Modus penipuan berkedok visa Furoda bongkar dugaan jaringan ASN Kemenag
Skandal Visa Furoda: Oknum ASN Kemenag Diduga Rampas Mimpi Haji Puluhan Jamaah, Rugi Miliaran

JAKARTA TIMUR (Beritakeadilan.com, DK Jakarta)–Ibadah suci yang didambakan puluhan tahun berubah menjadi luka mendalam. Puluhan calon jamaah haji dari berbagai travel menjadi korban penipuan berkedok visa Furoda, jalur keberangkatan non-kuota yang justru dimanfaatkan oleh oknum Aparatur Sipil Negara (ASN) di lingkungan Kementerian Agama (Kemenag) Kanwil DKI Jakarta.
Kasus ini terungkap setelah laporan beruntun dilayangkan kepada aparat penegak hukum dan media. Tiga nama yang diduga terlibat mencuat: Td, PD, dan HM, dengan dugaan persekongkolan sistematis yang merugikan korban hingga miliaran rupiah.
Kisah bermula saat Td, pejabat di Kanwil Kemenag Jawa Barat, menawarkan kuota haji jalur Furoda kepada pemilik travel MU. Td kemudian memperkenalkan MU kepada PD, perantara yang mengatur teknis pembayaran.
PD lalu menghubungkan MU dengan HM, ASN di Kanwil Kemenag DKI Jakarta yang disebut sebagai penghubung utama pengurusan visa. HM meminta pembayaran segera dengan alasan untuk “mengamankan slot keberangkatan.”
Para calon jamaah dikumpulkan di Hotel Lingga Bandung selama dua hari (28–29 Mei 2025) dengan alasan pembuatan ulang paspor. HM bahkan memimpin sesi manasik dan menjanjikan keberangkatan haji segera.
Pada 30 Mei 2025, jamaah dipindahkan ke Hotel Ibis Styles Jakarta Airport dengan alasan keberangkatan melalui Bandara Soekarno-Hatta. Koper haji dibagikan dengan logo travel PT Firdaus Wisata Insani ditutup dan diganti emblem “Haji Indonesia 2025” untuk menambah kesan resmi.
Namun, harapan itu sirna. HM tiba-tiba mengumumkan bahwa keberangkatan ditunda hingga setelah musim haji tanpa alasan jelas.
Dokumen dan bukti transfer menunjukkan bahwa dana sebesar Rp1,1 miliar ditransfer oleh PT Akmalusya Fiqoh ke rekening pribadi Mansyur di BCA. Transaksi dilakukan dalam lima tahap atas permintaan HS dan HM, mengatasnamakan proses administrasi jalur Furoda.

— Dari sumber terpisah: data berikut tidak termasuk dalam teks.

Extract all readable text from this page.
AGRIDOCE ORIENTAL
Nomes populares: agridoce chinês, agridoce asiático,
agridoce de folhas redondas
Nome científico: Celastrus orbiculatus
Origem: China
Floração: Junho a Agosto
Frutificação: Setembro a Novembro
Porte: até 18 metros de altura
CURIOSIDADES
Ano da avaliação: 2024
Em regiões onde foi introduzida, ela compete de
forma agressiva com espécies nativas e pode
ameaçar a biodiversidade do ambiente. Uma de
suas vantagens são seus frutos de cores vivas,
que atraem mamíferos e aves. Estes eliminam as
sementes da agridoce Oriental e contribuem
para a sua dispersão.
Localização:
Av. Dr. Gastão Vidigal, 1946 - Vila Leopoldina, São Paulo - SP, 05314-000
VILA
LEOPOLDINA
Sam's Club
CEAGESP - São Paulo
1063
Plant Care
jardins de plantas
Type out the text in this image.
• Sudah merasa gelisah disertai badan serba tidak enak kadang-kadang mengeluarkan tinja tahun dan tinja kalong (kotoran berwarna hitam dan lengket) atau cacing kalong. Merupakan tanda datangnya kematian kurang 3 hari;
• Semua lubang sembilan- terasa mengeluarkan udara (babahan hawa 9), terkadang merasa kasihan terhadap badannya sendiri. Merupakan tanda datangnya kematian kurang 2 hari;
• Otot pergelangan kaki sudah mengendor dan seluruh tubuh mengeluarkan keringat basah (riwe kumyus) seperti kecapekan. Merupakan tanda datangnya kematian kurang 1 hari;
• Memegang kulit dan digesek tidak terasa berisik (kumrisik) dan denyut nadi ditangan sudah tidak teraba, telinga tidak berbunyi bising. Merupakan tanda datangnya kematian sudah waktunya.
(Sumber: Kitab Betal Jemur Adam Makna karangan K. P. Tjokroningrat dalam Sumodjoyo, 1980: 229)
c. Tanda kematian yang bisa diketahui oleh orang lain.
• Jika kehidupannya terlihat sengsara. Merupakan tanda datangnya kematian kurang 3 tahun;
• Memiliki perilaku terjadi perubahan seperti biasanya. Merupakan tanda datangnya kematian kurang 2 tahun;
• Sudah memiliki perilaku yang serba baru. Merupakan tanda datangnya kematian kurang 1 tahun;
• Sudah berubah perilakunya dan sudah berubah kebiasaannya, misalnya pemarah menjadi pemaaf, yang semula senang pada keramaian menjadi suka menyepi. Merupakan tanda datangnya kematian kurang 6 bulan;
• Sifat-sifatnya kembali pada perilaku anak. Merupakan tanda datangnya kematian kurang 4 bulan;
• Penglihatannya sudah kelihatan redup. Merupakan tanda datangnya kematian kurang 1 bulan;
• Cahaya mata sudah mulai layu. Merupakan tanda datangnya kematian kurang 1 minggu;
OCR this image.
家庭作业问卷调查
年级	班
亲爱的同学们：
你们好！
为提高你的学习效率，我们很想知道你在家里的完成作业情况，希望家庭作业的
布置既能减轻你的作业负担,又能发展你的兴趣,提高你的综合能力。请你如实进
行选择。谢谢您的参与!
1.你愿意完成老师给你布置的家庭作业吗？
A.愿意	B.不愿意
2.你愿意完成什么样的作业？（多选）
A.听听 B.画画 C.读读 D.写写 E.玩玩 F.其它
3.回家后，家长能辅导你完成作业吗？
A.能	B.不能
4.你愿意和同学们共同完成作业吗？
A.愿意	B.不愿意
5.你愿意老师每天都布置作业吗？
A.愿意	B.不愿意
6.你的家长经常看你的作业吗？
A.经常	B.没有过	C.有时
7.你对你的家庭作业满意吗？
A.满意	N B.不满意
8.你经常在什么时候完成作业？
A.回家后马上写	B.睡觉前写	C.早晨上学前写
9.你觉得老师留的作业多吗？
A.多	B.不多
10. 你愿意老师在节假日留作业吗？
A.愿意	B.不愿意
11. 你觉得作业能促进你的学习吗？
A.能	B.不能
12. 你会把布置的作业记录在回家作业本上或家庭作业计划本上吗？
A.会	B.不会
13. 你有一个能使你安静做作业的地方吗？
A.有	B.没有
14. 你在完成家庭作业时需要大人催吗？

Namun pada 1 Juni 2025, para jamaah dikejutkan saat mengetahui HM telah check-out diam-diam dari hotel. Saat mendatangi rumah HM di Jakarta Utara, mereka hanya bertemu istri dan menantunya. Tidak ada pertanggungjawaban, tidak ada kepastian.
Pakar hukum menilai skema ini tergolong kejahatan berat karena melibatkan penyalahgunaan jabatan publik, penipuan atas nama ibadah, dan aliran dana ke rekening pribadi.
Aturan yang dilanggar antara lain:
- Pasal 378 KUHP – Penipuan: penjara maksimal 4 tahun
- UU No. 13/2008 tentang Ibadah Haji – Larangan penarikan biaya tanpa dasar hukum
- UU No. 8/2010 tentang TPPU – Penjara hingga 20 tahun, denda Rp10 miliar
- UU No. 20/2001 tentang Pemberantasan Korupsi – Hukuman hingga seumur hidup
- PP No. 94/2021 tentang ASN – Pemberhentian tidak hormat
- Pasal 29 UUD 1945 – Pelanggaran hak warga negara untuk beribadah
Para korban mendesak Kemenag, Kepolisian, dan KPK untuk bertindak tegas. Mereka meminta pembekuan aset pelaku, pengusutan hingga ke akar, dan pengembalian dana jamaah. “Ini bukan penipuan biasa. Ini pengkhianatan terhadap nilai agama dan amanah rakyat. Kami minta keadilan ditegakkan,” tegas salah satu korban.
Kasus ini menjadi tamparan keras bagi pengelolaan haji di Indonesia. Lemahnya pengawasan, celah regulasi visa Furoda, dan keberanian oknum ASN menyalahgunakan jabatan membuktikan bahwa ibadah dapat dipolitisasi dan diperdagangkan.
Negara dituntut hadir dan tegas. Jika tidak, kepercayaan publik akan hancur dan rakyat kecil yang telah menggadaikan harta untuk berhaji menjadi korban paling dirugikan.